Collectif scientifique sur les dangers de la résidence alternée chez les jeunes enfants

Courrier envoyé par un collectif de professionnels que le REPPEA soutient

Madame la Députée, Monsieur le Député, Membres de la commission des lois.

Par ce courrier, nous vous faisons part de notre grande inquiétude concernant la proposition de loi n° 307 relative au principe de résidence alternée des enfants que vous devez examiner le 22 novembre 2017.
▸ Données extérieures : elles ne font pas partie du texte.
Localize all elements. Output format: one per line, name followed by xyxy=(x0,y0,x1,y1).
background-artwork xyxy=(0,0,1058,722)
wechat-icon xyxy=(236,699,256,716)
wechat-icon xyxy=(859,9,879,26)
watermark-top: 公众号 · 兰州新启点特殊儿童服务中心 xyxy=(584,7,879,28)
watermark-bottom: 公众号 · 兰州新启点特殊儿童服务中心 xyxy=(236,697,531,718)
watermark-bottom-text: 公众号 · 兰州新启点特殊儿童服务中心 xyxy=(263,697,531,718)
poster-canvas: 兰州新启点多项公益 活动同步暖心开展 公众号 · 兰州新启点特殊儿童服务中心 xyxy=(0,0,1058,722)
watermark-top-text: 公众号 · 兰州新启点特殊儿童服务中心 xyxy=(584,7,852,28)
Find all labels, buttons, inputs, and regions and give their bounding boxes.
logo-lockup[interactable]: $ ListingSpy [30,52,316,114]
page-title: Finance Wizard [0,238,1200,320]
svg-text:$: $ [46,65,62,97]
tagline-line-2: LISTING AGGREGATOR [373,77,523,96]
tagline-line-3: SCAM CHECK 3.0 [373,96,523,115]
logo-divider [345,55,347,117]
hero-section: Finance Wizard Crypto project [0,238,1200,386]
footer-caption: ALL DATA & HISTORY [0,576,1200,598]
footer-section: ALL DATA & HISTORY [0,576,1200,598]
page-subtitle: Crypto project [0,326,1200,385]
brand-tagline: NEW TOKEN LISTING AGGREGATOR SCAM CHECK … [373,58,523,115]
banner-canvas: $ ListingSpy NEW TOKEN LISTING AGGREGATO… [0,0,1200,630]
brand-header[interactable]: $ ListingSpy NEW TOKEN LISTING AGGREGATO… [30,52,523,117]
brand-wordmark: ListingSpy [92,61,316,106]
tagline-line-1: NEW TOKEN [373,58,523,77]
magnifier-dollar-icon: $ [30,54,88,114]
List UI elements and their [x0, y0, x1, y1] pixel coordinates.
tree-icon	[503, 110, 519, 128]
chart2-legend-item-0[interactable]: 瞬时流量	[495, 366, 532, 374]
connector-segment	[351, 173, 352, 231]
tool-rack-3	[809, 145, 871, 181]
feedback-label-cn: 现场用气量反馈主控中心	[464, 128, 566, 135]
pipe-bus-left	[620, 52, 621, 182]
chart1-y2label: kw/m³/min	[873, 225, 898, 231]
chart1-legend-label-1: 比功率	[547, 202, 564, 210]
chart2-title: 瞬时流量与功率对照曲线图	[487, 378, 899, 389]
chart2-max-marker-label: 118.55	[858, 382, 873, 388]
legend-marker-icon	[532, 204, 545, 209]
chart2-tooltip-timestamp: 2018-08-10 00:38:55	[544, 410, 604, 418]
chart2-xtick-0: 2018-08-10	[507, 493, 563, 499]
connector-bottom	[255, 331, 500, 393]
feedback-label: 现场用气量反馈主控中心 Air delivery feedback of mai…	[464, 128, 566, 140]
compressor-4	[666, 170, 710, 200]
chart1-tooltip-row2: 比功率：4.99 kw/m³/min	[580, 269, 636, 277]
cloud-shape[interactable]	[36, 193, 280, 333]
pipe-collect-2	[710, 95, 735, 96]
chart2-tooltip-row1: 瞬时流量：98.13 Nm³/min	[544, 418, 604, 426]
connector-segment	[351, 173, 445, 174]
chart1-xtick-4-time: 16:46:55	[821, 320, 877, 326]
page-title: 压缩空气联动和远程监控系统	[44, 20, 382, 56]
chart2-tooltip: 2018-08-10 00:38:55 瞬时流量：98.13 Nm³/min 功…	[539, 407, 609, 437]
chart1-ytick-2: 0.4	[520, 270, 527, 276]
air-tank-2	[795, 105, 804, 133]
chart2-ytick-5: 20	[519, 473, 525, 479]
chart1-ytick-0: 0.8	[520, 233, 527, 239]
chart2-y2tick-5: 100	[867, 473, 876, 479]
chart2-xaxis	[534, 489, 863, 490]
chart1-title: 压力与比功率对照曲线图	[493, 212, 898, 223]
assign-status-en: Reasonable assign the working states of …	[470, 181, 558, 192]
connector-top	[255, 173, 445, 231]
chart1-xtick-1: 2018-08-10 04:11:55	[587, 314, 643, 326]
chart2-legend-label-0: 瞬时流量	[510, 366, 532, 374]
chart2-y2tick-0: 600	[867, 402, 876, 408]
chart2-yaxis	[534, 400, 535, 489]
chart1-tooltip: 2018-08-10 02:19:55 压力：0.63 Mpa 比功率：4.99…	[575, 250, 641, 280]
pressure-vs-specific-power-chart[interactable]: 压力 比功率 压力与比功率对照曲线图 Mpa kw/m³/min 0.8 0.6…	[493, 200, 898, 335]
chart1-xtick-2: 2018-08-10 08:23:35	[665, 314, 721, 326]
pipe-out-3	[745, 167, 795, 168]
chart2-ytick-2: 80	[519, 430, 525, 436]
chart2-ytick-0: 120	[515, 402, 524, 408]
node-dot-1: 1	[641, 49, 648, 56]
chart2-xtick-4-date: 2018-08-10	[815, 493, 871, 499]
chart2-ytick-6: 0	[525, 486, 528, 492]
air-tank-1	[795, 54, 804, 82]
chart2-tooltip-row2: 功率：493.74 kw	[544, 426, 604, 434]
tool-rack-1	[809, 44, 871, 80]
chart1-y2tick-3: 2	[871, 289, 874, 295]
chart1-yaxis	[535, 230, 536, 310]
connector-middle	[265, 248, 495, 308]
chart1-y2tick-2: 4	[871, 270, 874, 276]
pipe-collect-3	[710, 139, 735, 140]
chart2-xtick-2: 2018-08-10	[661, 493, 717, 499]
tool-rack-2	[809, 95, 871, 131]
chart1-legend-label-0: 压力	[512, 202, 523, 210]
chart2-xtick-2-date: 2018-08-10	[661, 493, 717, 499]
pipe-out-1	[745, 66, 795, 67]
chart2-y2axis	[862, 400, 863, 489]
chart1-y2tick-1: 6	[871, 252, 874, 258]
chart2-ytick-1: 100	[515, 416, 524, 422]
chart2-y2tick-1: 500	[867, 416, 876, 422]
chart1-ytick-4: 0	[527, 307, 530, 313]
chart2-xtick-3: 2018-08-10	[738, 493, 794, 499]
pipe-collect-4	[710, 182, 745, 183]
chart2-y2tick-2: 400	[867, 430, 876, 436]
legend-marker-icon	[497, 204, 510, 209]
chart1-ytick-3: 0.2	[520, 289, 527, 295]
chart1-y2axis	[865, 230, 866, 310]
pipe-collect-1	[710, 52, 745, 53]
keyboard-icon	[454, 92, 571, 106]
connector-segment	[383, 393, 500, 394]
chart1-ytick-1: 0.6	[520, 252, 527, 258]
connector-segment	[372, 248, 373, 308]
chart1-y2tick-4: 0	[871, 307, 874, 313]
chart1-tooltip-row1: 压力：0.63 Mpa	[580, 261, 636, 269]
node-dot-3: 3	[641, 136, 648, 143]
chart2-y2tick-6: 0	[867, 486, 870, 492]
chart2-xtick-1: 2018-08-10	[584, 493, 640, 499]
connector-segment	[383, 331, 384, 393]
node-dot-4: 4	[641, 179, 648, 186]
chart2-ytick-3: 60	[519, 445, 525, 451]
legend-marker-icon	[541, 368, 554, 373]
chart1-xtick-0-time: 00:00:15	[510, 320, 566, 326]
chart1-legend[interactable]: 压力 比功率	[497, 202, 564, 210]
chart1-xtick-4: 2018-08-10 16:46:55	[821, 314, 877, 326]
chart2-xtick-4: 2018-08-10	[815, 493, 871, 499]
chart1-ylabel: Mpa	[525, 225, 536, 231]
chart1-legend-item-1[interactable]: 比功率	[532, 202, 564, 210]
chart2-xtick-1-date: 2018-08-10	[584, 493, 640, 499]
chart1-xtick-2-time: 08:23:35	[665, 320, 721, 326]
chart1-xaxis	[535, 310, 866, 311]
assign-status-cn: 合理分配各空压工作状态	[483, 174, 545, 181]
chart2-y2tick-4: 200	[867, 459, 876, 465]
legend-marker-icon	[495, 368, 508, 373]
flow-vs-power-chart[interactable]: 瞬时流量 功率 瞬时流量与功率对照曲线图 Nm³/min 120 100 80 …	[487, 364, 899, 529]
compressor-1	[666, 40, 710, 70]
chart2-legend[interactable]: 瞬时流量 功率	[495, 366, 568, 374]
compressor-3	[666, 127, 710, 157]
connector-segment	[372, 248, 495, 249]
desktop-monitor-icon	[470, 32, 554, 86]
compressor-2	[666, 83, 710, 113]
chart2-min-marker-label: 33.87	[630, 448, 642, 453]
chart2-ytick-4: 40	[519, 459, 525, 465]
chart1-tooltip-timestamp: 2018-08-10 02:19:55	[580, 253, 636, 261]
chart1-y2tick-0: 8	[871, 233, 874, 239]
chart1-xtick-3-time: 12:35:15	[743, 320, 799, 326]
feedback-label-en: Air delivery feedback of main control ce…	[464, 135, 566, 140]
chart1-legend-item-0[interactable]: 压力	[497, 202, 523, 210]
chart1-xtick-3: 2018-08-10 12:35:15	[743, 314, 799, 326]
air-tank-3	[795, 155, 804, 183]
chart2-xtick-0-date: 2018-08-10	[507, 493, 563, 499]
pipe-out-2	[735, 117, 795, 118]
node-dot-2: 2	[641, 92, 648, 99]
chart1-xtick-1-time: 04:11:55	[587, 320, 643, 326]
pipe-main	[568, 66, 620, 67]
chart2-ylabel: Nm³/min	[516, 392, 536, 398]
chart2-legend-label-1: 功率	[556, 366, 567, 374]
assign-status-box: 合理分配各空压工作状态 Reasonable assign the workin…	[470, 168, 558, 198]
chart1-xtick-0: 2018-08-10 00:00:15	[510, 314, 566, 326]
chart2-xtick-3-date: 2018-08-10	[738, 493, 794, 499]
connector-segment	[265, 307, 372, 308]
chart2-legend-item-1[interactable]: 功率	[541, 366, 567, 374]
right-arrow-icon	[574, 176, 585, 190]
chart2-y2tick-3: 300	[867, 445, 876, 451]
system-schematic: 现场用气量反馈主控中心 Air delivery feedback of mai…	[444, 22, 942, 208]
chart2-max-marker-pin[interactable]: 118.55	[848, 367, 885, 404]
Ce projet ne tient pas compte de la définition des besoins fondamentaux de l’enfant énoncée lors de  l’élaboration de la loi de mars 2016 sur la protection de l’enfance, à savoir le besoin de sécurité affective et de stabilité. Il ne prend pas en compte la spécificité des enfants petits, et constitue par la même un véritable danger pour leur développement affectif. Enfin il ne laisse plus aucune possibilité au juge des affaires familiales de décider en fonction de son évaluation de chaque situation. Il nous paraît donc nécessaire de rappeler brièvement ici certaines données fondamentales.

L’ETAT DES LIEUX

Nous sommes des professionnels, pédopsychiatres, psychologues, qui constatons tous les jours les dégâts provoqués par des décisions de justice inadéquates concernant la garde d’enfants petits. Et malheureusement, nous sommes impuissants à traiter les troubles qui apparaissent alors de manière durable chez les enfants concernés : angoisse, troubles psychosomatiques, dépression, hyperactivité avec trouble de la concentration, trouble du sommeil, phobie scolaire, etc., tant que le mode de garde inadéquat persiste.  Si nous parvenions à améliorer ces problèmes qui peuvent persister à l’âge adulte, nous ne vous solliciterions pas aujourd’hui.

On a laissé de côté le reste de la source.